Before he could say more I rose from my chair and summoned the head waiter of the place to me. Then I wrote an urgent message upon a leaf of my note-book, and despatched it by a cab to 32, Rue Boissière. The message implored Mademoiselle Bernier, as she valued her life, to leave the bracelet at home for this night at any rate.
"Now," said I, "we can talk still at our leisure. You have taken me back to Marseilles fourteen months ago; let us have the chapter in your life which precedes that one."

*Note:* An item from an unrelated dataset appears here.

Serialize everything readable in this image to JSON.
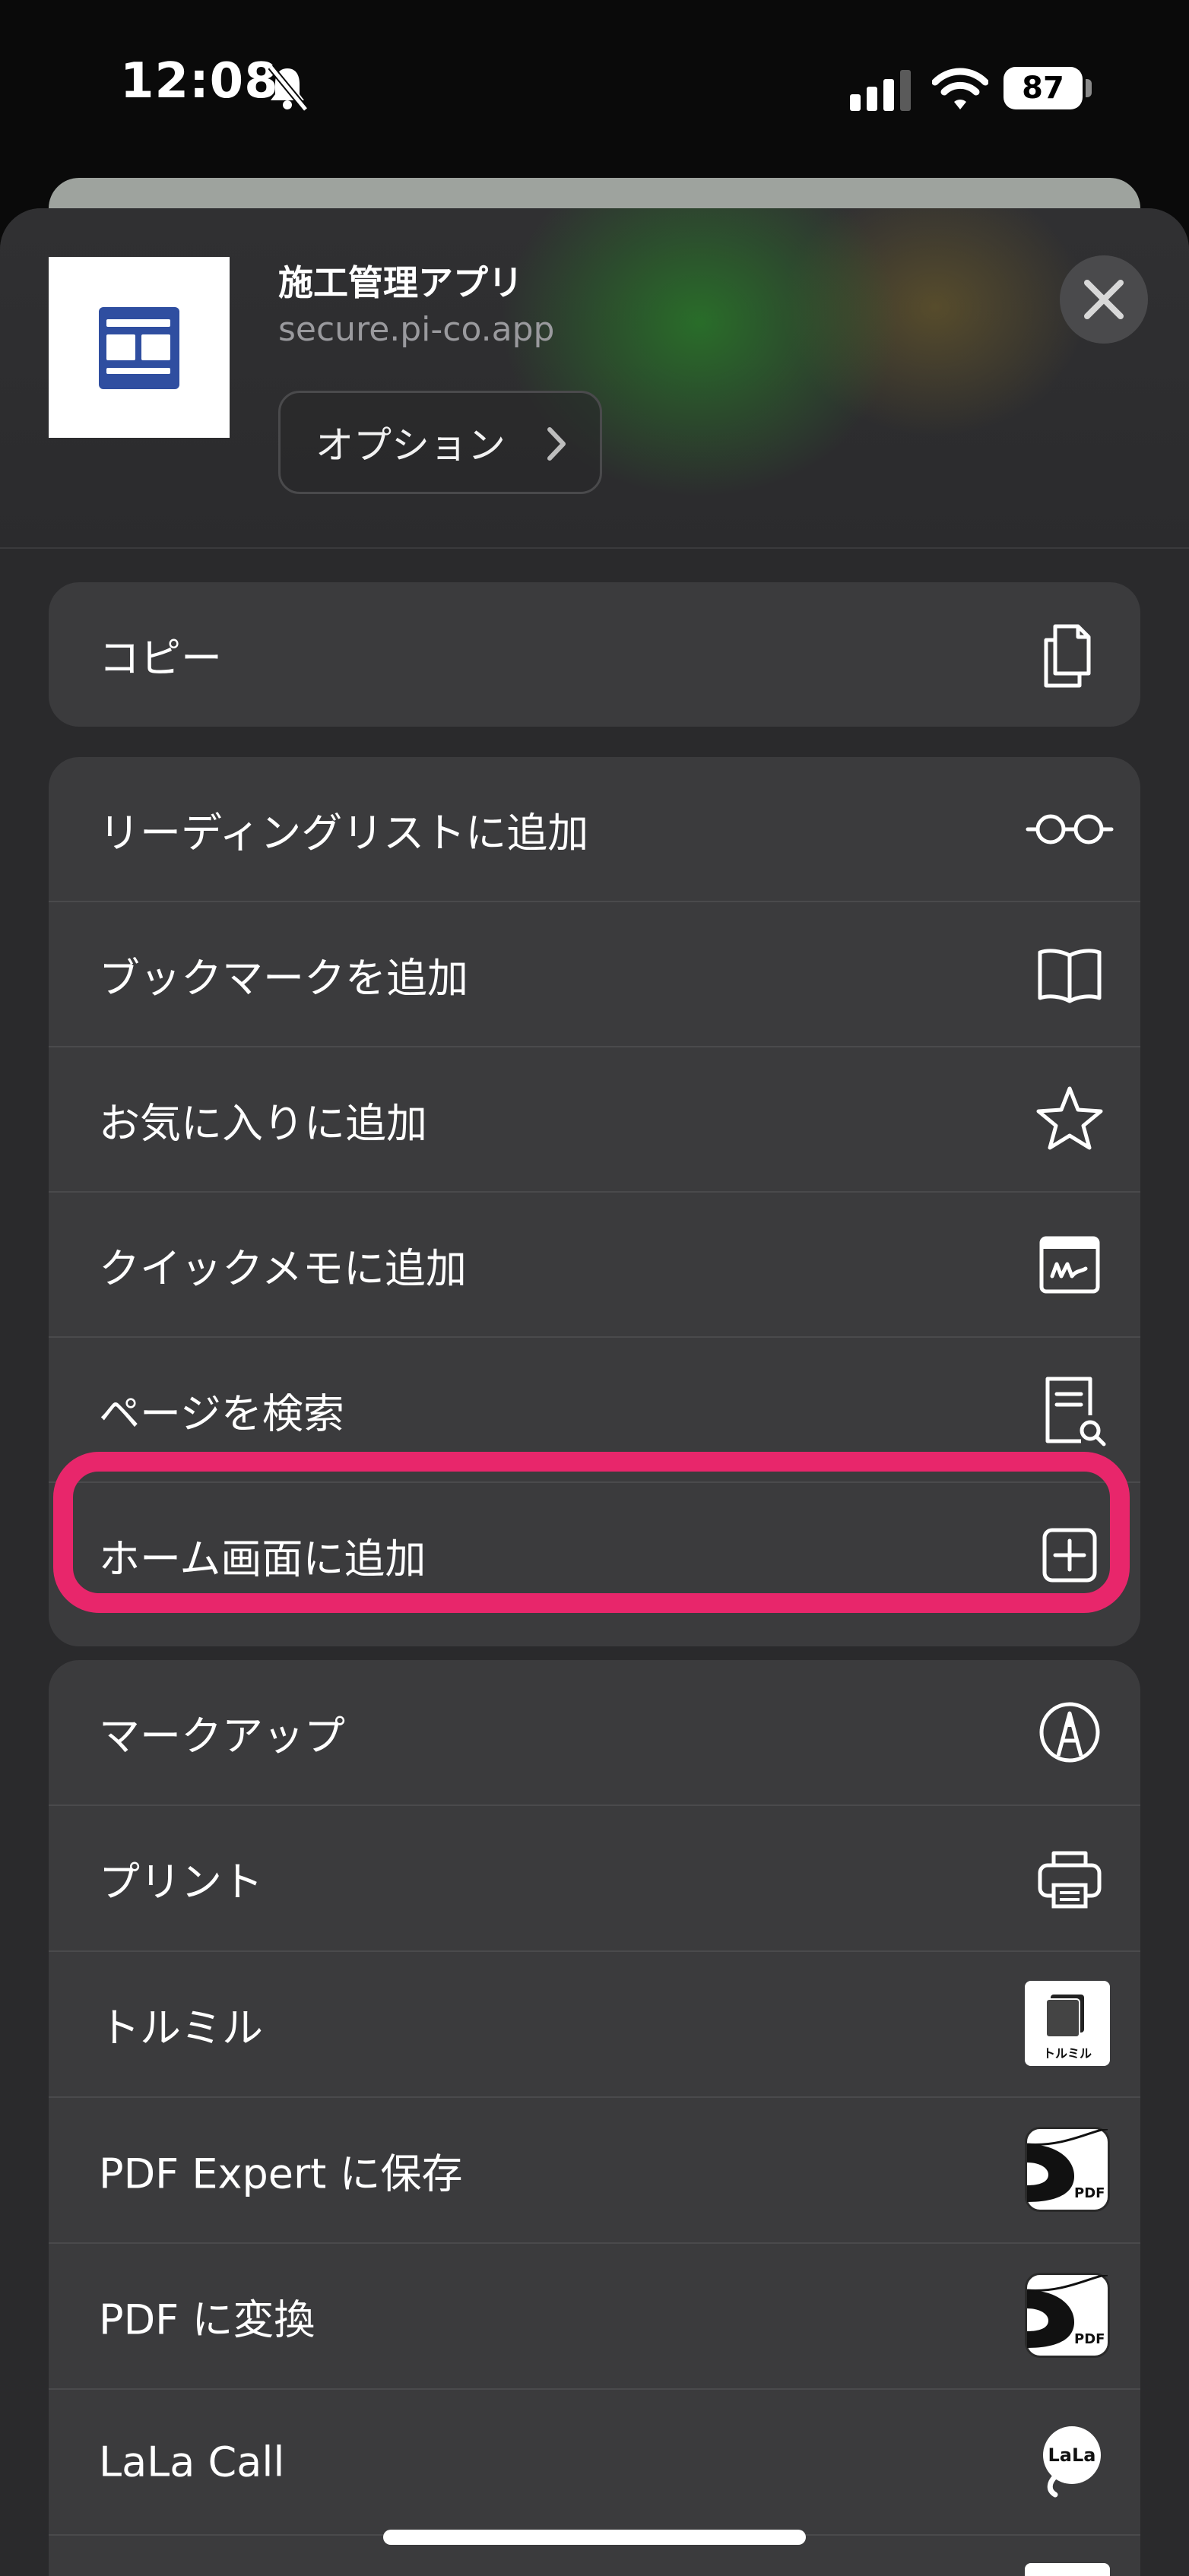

He finished off his absinthe, and called for another glass before he would answer me. At last he said,—
"You ask me to speak of things which I would well forget. I have sufficient confidence in you, however, to trust my safety in your hands. The story is not a long one. Three years ago I was a struggling painter in Savona, giving half my life to a study of the pictures in the cathedral—you may know the work of Antonio Semini there—and the other half to the worship of Pauline di Chigi, the daughter of a silversmith who lives over against the Hotel Royal. Needless to tell you of my poverty, or of my belief in myself. I lived then in the day-dreams which come at the seed-time of art; they were broken only by the waywardness of the girl, by her womanly fickleness, by the riches of the men who sought her. It would weary you to hear of my long nights of agony following the momentary success of this man or that who wooed her, of my curses upon my own poverty, of my bitterness, and sometimes even of my hopelessness. There is something of this sort in the life of every poor man, but the romance will scarce bear the light of other eyes; it has a place in my story only in so far as it prompted me to steal the topaz, if stealing is the word for the act which gave me its possession.